Friday, March 29, 2024

Elemental (2023, PG)

Yet another movie in the category of “I probably would’ve gone to the theater to see this in the before-times.” I actually caught it on Disney+ a few months back, but Oscar season put writing this review on hold. While I wouldn’t put it at the top tier of Pixar’s stuff, it’s a beautiful, creative film with some wonderful characters.

Ember lives in the bustling, diverse Element City but mainly sticks to her own cultural enclave of Fire Town. She’s spent much of her life preparing to take over her father’s shop one day. It’s his pride and joy, and she beats herself up when her hot temper keeps getting in the way. One day, an epic blow-up puts her on a collision course with Wade, a friendly and sensitive city inspector who’s obligated to cite the shop for code violations. In her anxious rush to preserve the shop, Ember needs to work together with Wade, despite her father’s adamant belief that fire and water cannot mix.

As I was writing that summary, it occurred to me that it’d be possible to give a decent description of the premise without even mentioning that all the characters are anthropomorphized elements. The basic story—cultural friction in a diverse city, a young woman struggling between her parents’ dreams and her own, short-tempered girl + sensitive guy—could happen in any number of movies. The element angle gives it a more fantastical side and offers up more inventive animation, and it uses the elements of fire, water, air, and earth to explore its themes in metaphorical ways.
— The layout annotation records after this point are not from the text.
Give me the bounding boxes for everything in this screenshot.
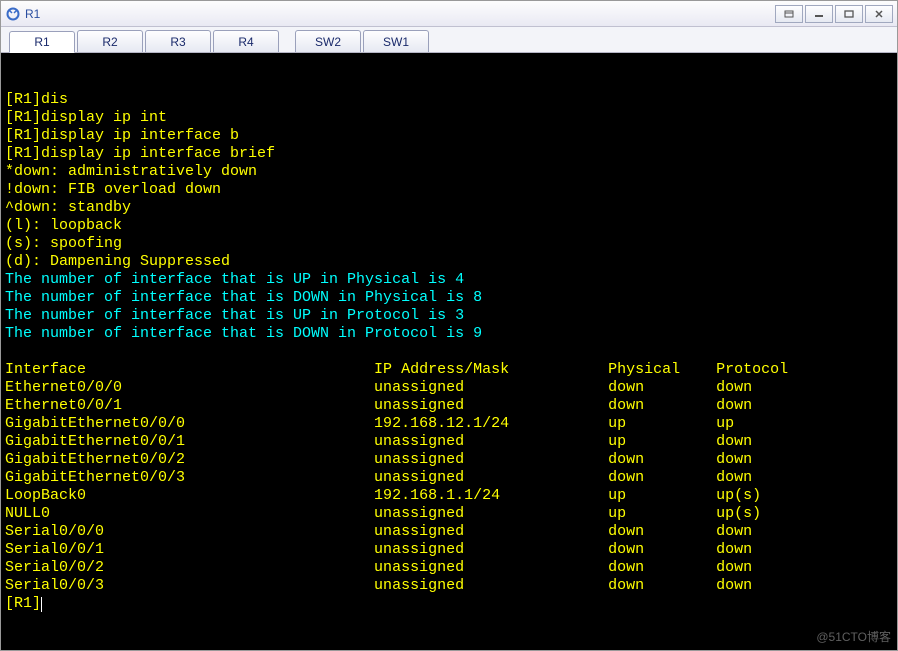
- terminal-line: LoopBack0 192.168.1.1/24 up up(s): [5, 487, 893, 505]
- maximize-button[interactable]: [835, 5, 863, 23]
- terminal-line: !down: FIB overload down: [5, 181, 893, 199]
- window-title: R1: [25, 7, 775, 21]
- terminal-line: The number of interface that is DOWN in …: [5, 289, 893, 307]
- terminal-line: [R1]display ip int: [5, 109, 893, 127]
- minimize-button[interactable]: [805, 5, 833, 23]
- tab-sw1[interactable]: SW1: [363, 30, 429, 52]
- tab-r4[interactable]: R4: [213, 30, 279, 52]
- terminal-line: [5, 343, 893, 361]
- terminal-line: (s): spoofing: [5, 235, 893, 253]
- dropdown-button[interactable]: [775, 5, 803, 23]
- terminal-line: (d): Dampening Suppressed: [5, 253, 893, 271]
- terminal-prompt[interactable]: [R1]: [5, 595, 893, 613]
- terminal-line: ^down: standby: [5, 199, 893, 217]
- terminal-line: *down: administratively down: [5, 163, 893, 181]
- close-button[interactable]: [865, 5, 893, 23]
- terminal-line: Serial0/0/1 unassigned down down: [5, 541, 893, 559]
- terminal-line: GigabitEthernet0/0/1 unassigned up down: [5, 433, 893, 451]
- terminal-line: The number of interface that is DOWN in …: [5, 325, 893, 343]
- terminal-line: Serial0/0/2 unassigned down down: [5, 559, 893, 577]
- terminal-line: GigabitEthernet0/0/2 unassigned down dow…: [5, 451, 893, 469]
- terminal-line: Serial0/0/3 unassigned down down: [5, 577, 893, 595]
- terminal-line: GigabitEthernet0/0/3 unassigned down dow…: [5, 469, 893, 487]
- terminal-line: Serial0/0/0 unassigned down down: [5, 523, 893, 541]
- tab-strip: R1R2R3R4 SW2SW1: [1, 27, 897, 53]
- window-titlebar: R1: [1, 1, 897, 27]
- terminal-line: [R1]dis: [5, 91, 893, 109]
- terminal-line: (l): loopback: [5, 217, 893, 235]
- terminal-line: [R1]display ip interface b: [5, 127, 893, 145]
- terminal-line: Ethernet0/0/1 unassigned down down: [5, 397, 893, 415]
- terminal-line: [R1]display ip interface brief: [5, 145, 893, 163]
- tab-r1[interactable]: R1: [9, 31, 75, 53]
- terminal-line: Interface IP Address/Mask Physical Proto…: [5, 361, 893, 379]
- terminal-line: Ethernet0/0/0 unassigned down down: [5, 379, 893, 397]
- terminal-line: The number of interface that is UP in Ph…: [5, 271, 893, 289]
- terminal-line: GigabitEthernet0/0/0 192.168.12.1/24 up …: [5, 415, 893, 433]
- watermark: @51CTO博客: [816, 628, 891, 646]
- terminal-line: NULL0 unassigned up up(s): [5, 505, 893, 523]
- tab-r3[interactable]: R3: [145, 30, 211, 52]
- app-icon: [5, 6, 21, 22]
- cursor: [41, 597, 42, 612]
- tab-sw2[interactable]: SW2: [295, 30, 361, 52]
- terminal-output[interactable]: [R1]dis[R1]display ip int[R1]display ip …: [1, 53, 897, 650]
- terminal-line: The number of interface that is UP in Pr…: [5, 307, 893, 325]
- tab-r2[interactable]: R2: [77, 30, 143, 52]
The comparisons to Zootopia are obvious, and while I’d probably pick that film if forced to choose between these two, that’s not to sell Elemental short. The animation is pretty stunning, and the story is lovely—Pixar definitely got me again in that third act! Most of all, though, I really like Ember and Wade as characters.

Ember is living in a city that literally wasn’t built for her. We see in the intro that Element City has gone through several waves of immigration, and fire people are the most recent arrivals to the city. Any time she ventures outside her familiar neighborhood, she feels like she has to tamp herself down, edging around people who are nervous about her presence, and there’s a ton of water-friendly infrastructure that’s dangerous to her. While she’s more comfortable in her skin in Fire Town, she’s still been conditioned to apologize for essential parts of herself. Meanwhile, Wade wears his heart entirely on his sleeve, but that’s not portrayed as a weakness. A bit like Sadness in Inside Out, his emotional side can help him connect with people. He’s deeply empathetic and easily moved, and he’s just as likely to cry at something beautiful as he is at something sad. Watching these two characters connect, learning to understand themselves better as they start to understand each other, is really beautiful.

Leah Lewis, who was fantastic in The Half of It, does a great job voicing Ember. Her honest, grounded performance feels real amid the larger-than-life parts of the film. And I’ve never heard of Mamoudou Athie, the voices Wade, but he’s excellent: warm and goofy and quietly strong. I’m not too familiar with the rest of the cast, aside from Catherine O’Hara, who pops up as Wade’s mom.

Warnings

Scary moments for kids, mild innuendo, and thematic elements.